Call for Grant Proposals

Tony Meyer t-meyer at ihug.co.nz
Mon Aug 2 20:01:39 EDT 2004


> What you are saying is that all projects should be 
> open sourced but that may not be the case. Either that or you are 
> indiscriminately lobbying for the cause of open source irregards of 
> whether companies are ready for it or not, and then discriminating 
> against companies who are not ready for it yet.
[...]
> I will think that it is tyrannic to assume all work must be open
> sourced.

It seems to me that the idea here is (or might be) that all work benefiting
from these grants are open sourced, which is not the same as all work, at
all.  Given that Python is an open source project, and that the funding for
the grant comes from Python users (and some associated open source projects
like SpamBayes), this doesn't seem like a reasonable requirement.  In fact,
it seems that it's a reasonably logical one, one that the people that have
contributed the funding would appreciate, and one that would be most likely
to advance Python in some way.

Given that there is a wide variety of open source licence, and that Python
tends towards the least constrictive, it seems even less of a problem.  If,
for example, a funded project was to create some library for Python, which
might help out lots of other users, there would be nothing stopping a closed
source project making use of this library.  Sure other people could too, but
there are always strings attached to grants.

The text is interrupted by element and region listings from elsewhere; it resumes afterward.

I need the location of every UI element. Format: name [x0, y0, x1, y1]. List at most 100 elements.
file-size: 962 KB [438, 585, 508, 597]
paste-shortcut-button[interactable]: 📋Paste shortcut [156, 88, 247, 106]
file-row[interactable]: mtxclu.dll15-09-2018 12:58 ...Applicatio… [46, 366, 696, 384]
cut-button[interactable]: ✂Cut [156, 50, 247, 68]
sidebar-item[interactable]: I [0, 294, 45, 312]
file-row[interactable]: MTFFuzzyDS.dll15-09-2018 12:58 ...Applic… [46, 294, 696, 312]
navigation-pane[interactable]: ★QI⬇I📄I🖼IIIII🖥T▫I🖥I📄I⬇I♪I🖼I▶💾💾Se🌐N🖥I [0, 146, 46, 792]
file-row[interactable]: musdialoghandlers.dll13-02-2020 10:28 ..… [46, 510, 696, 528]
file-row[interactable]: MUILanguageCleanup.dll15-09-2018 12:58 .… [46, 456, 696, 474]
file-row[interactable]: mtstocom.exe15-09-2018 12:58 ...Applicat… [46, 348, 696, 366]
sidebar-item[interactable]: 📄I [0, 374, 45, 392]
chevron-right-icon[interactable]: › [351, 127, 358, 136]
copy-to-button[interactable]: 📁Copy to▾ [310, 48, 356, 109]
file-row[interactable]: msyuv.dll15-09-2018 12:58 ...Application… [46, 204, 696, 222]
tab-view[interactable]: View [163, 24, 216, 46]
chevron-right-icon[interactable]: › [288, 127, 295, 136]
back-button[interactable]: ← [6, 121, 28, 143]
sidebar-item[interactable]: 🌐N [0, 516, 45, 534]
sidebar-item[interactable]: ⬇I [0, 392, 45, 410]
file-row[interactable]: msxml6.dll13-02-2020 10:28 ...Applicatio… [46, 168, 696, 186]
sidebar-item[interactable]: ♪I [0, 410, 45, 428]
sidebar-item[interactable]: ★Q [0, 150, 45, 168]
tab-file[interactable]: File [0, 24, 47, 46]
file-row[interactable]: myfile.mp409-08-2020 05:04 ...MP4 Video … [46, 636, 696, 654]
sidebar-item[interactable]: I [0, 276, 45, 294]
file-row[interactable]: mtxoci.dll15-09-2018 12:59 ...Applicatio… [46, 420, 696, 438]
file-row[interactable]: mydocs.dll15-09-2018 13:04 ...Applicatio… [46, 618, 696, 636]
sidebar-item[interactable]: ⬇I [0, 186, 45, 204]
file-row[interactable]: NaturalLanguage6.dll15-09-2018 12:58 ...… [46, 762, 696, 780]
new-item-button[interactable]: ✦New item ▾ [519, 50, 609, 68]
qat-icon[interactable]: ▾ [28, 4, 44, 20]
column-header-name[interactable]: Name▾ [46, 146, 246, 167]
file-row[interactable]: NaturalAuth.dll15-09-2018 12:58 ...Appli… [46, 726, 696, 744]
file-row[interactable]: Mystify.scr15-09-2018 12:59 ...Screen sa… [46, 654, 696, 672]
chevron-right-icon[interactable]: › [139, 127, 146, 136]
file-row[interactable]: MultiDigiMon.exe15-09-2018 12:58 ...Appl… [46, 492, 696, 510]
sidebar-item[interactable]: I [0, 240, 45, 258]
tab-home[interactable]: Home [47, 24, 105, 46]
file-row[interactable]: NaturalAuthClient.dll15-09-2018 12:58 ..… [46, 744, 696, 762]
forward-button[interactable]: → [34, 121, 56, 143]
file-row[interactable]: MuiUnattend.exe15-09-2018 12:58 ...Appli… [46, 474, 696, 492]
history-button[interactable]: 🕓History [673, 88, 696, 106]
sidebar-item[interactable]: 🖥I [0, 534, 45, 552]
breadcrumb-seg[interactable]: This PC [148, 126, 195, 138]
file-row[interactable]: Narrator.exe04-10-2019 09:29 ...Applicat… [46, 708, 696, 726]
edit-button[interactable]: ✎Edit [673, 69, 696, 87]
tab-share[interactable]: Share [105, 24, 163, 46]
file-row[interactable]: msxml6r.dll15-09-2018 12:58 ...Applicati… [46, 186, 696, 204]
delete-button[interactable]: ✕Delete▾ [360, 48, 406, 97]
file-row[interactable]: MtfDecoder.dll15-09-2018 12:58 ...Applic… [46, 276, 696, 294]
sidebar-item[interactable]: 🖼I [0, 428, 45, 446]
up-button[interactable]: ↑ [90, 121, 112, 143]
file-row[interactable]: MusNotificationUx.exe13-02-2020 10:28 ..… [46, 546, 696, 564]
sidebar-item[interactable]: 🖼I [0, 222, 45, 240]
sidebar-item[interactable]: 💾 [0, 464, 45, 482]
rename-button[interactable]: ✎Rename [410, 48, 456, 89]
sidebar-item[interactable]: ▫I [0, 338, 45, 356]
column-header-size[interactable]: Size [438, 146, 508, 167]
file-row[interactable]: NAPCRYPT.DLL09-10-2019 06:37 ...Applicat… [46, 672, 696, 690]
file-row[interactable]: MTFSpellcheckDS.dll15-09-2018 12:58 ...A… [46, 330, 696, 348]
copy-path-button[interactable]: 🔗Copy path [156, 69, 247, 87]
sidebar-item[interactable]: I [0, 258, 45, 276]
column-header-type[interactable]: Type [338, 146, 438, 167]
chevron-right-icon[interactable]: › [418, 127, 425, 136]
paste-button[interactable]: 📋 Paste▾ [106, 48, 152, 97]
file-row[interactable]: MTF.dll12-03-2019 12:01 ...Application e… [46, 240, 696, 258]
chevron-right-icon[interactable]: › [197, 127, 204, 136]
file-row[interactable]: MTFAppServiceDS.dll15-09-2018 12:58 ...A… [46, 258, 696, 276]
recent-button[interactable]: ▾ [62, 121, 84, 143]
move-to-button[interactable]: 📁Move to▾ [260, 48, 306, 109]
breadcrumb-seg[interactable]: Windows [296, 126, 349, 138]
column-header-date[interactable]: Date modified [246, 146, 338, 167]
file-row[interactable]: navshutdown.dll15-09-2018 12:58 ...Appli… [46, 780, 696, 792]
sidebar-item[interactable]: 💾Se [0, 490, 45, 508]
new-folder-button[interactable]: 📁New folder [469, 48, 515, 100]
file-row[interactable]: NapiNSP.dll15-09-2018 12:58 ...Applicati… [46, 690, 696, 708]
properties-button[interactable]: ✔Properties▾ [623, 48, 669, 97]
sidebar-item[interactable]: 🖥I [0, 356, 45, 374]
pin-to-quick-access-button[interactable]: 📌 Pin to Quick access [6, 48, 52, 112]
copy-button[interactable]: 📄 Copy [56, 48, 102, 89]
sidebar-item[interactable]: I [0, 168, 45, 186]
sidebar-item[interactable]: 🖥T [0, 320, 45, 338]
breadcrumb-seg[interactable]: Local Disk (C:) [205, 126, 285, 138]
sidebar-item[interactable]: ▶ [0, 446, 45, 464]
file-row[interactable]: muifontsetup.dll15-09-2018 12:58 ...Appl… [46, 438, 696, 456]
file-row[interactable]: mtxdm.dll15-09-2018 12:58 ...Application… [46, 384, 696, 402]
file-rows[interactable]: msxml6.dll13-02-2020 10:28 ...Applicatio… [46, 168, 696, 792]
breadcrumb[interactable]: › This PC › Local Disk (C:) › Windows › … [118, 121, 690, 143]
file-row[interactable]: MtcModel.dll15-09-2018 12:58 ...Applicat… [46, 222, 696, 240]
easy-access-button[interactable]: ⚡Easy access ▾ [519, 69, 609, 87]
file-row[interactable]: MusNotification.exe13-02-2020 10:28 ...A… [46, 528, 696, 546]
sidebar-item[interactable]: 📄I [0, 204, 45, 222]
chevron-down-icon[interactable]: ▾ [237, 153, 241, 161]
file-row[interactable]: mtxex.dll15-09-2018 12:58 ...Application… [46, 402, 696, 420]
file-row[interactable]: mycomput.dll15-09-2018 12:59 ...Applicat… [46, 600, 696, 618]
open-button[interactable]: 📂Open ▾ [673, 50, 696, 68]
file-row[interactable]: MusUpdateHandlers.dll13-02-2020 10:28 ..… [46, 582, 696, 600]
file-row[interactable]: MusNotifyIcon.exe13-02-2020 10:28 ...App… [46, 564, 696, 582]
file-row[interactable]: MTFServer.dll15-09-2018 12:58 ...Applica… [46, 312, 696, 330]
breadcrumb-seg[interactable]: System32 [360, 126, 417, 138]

> But the wordings and inexactness of this call 
> for grant proposal makes it hard for me even to get to convince my 
> people that we should put in an application, not mentioning the 
> rubber-stamping.

Well, it seems to me that the trouble here is really that you haven't
managed to hear back officially from the grant committee yet.  But, as you
probably know, there are always issues that need to be clarified with
grants, and especially so with the first time that a grant is offered.
Likewise, grant committee are always slow to respond to questions (even
those that aren't run by volunteer organisations).